A Gathering of Stitchers

I knew I belonged to this place as soon as I stepped inside City Hall.  To the right of the entrance was a meeting room and in that room were five or six ladies and they had gathered...to stitch!  Oh how I wish I would have been able to speak to them (I don't know any Hungarian). I was traveling with a friend, the daughter of Mrs. Istvánné Szigethy, and she was able to speak both English and German in addition to her native language of Hungarian.  She introduced me to the ladies and would also translate for me.


They very graciously shared with me what they were working on. All were learning how to do the beautiful Hövej embroidery!



The woman with the blonde hair and the black vest was the teacher.  She was preparing patterns for her students.  

Hövej was introduced to the village in the 1860s.  The woman who introduced it was Borbála Nyikos Gáspárné Horváth - her maiden name, Nyikos, is the same as my great grandfather's.  Maybe there's a connection? 



The needlework is done on thin fabric like organza and is always stitched with white thread.  As you can see in the photo, the pattern is placed under the fabric and lightly traced with a pencil.  The fabric is stretched onto a frame and is then ready to be stitched.  


Over the years, the women of Hövej developed their patterns, each more ornate than the previous. Similar to Hardanger, some of the fabric is cutaway after it has been stitched.  The holes that are left are then filled with "spider" stitches -- here's one of the finished doilies from the Csipke Museum in Hövej; note how each "hole" is filled with a different spidery stitch.


Do you see the calendars on the wall?  Each year the village puts out a calendar that highlights this beautiful embroidery or lace.



In Hungary, the title "Master of Folk Art" is given to anyone who has become a "master" of their art.  Only three women have been given this award for the Hövej embroidery that they have done...Mária Horváth, Margit Pócza, and Mrs. Istvánné Szigethy.  Tomorrow, I will share with you some of the work done by Mrs. Szigethy.

12 comments:

Margaret said...

I've enjoyed both of your posts! I'm so glad it was a wonderful trip for you. So cool!

Vickie said...

How exciting and fascinating Cathy.

mainelystitching said...

I'm loving your discoveries, Cathy. Thanks for sharing!!

Mrs. DillyDally said...

Thank you so much for taking us along on your travels!

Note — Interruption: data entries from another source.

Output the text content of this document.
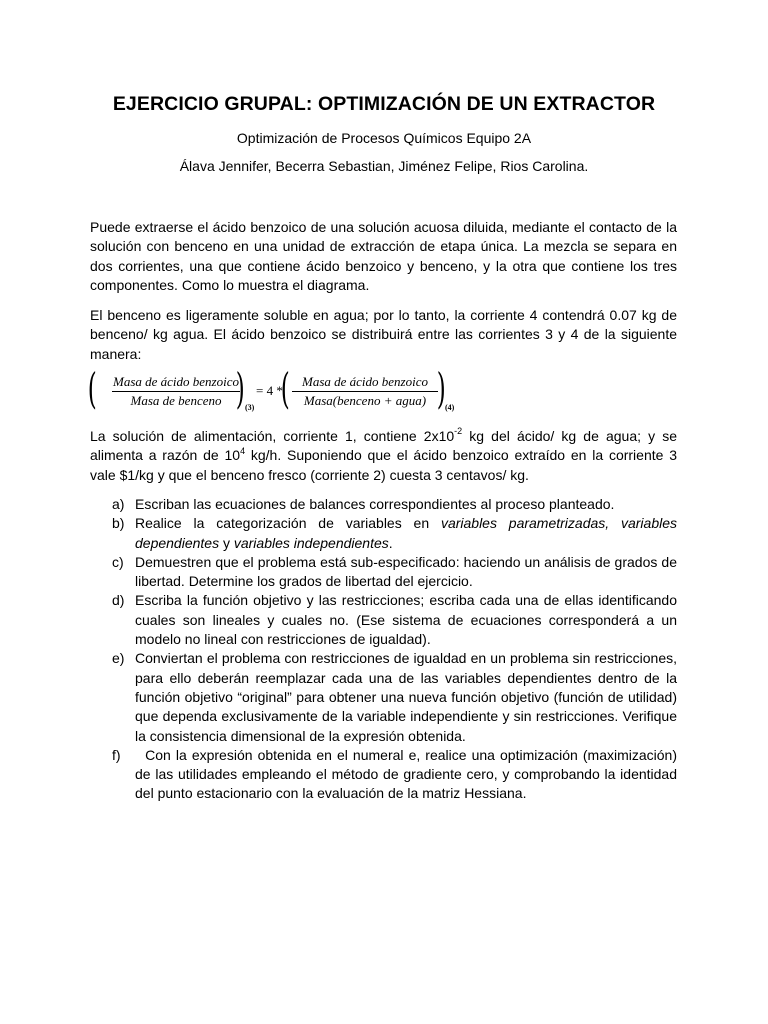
EJERCICIO GRUPAL: OPTIMIZACIÓN DE UN EXTRACTOR
Optimización de Procesos Químicos Equipo 2A
Álava Jennifer, Becerra Sebastian, Jiménez Felipe, Rios Carolina.
Puede extraerse el ácido benzoico de una solución acuosa diluida, mediante el contacto de la solución con benceno en una unidad de extracción de etapa única. La mezcla se separa en dos corrientes, una que contiene ácido benzoico y benceno, y la otra que contiene los tres componentes. Como lo muestra el diagrama.
El benceno es ligeramente soluble en agua; por lo tanto, la corriente 4 contendrá 0.07 kg de benceno/ kg agua. El ácido benzoico se distribuirá entre las corrientes 3 y 4 de la siguiente manera:
( Masa de ácido benzoico
Masa de benceno ) (3)
= 4 *
( Masa de ácido benzoico
Masa(benceno + agua) ) (4)
La solución de alimentación, corriente 1, contiene $2x10^{-2}$ kg del ácido/ kg de agua; y se alimenta a razón de $10^4$ kg/h. Suponiendo que el ácido benzoico extraído en la corriente 3 vale $1/kg y que el benceno fresco (corriente 2) cuesta 3 centavos/ kg.
a) Escriban las ecuaciones de balances correspondientes al proceso planteado.
b) Realice la categorización de variables en variables parametrizadas, variables dependientes y variables independientes.
c) Demuestren que el problema está sub-especificado: haciendo un análisis de grados de libertad. Determine los grados de libertad del ejercicio.
d) Escriba la función objetivo y las restricciones; escriba cada una de ellas identificando cuales son lineales y cuales no. (Ese sistema de ecuaciones corresponderá a un modelo no lineal con restricciones de igualdad).
e) Conviertan el problema con restricciones de igualdad en un problema sin restricciones, para ello deberán reemplazar cada una de las variables dependientes dentro de la función objetivo “original” para obtener una nueva función objetivo (función de utilidad) que dependa exclusivamente de la variable independiente y sin restricciones. Verifique la consistencia dimensional de la expresión obtenida.
f) Con la expresión obtenida en el numeral e, realice una optimización (maximización) de las utilidades empleando el método de gradiente cero, y comprobando la identidad del punto estacionario con la evaluación de la matriz Hessiana.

It is wonderful to tag along! Am so happy for you! Thanks again for sharing!

Laurie in Iowa said...

What a wonderful trip. I enjoyed reading both of your posts.

Katrina said...

So fun, the lace is just gorgeous.

Barb said...

Thank you again for such an interesting blog post!

Fee said...

How amazing, this is such a story with so many sides to it, the work is lovely and how lucky to find local women learning it still.

Fee

Nicola said...

This post is what I love about blogging.

Thank you so much for sharing.

Chris said...

How wonderful to be with these amazing women.

Denise said...

Thank you for sharing your experience with us. and yes this is why we blog to learn new things about our love of stitching.
Happy Stitching
Denise

Lynn said...

I can just imagine how thrilled you were when you spotted the ladies, all stitching. I'd want to sit right down with them too!
I find this form of embroidery so fascinating!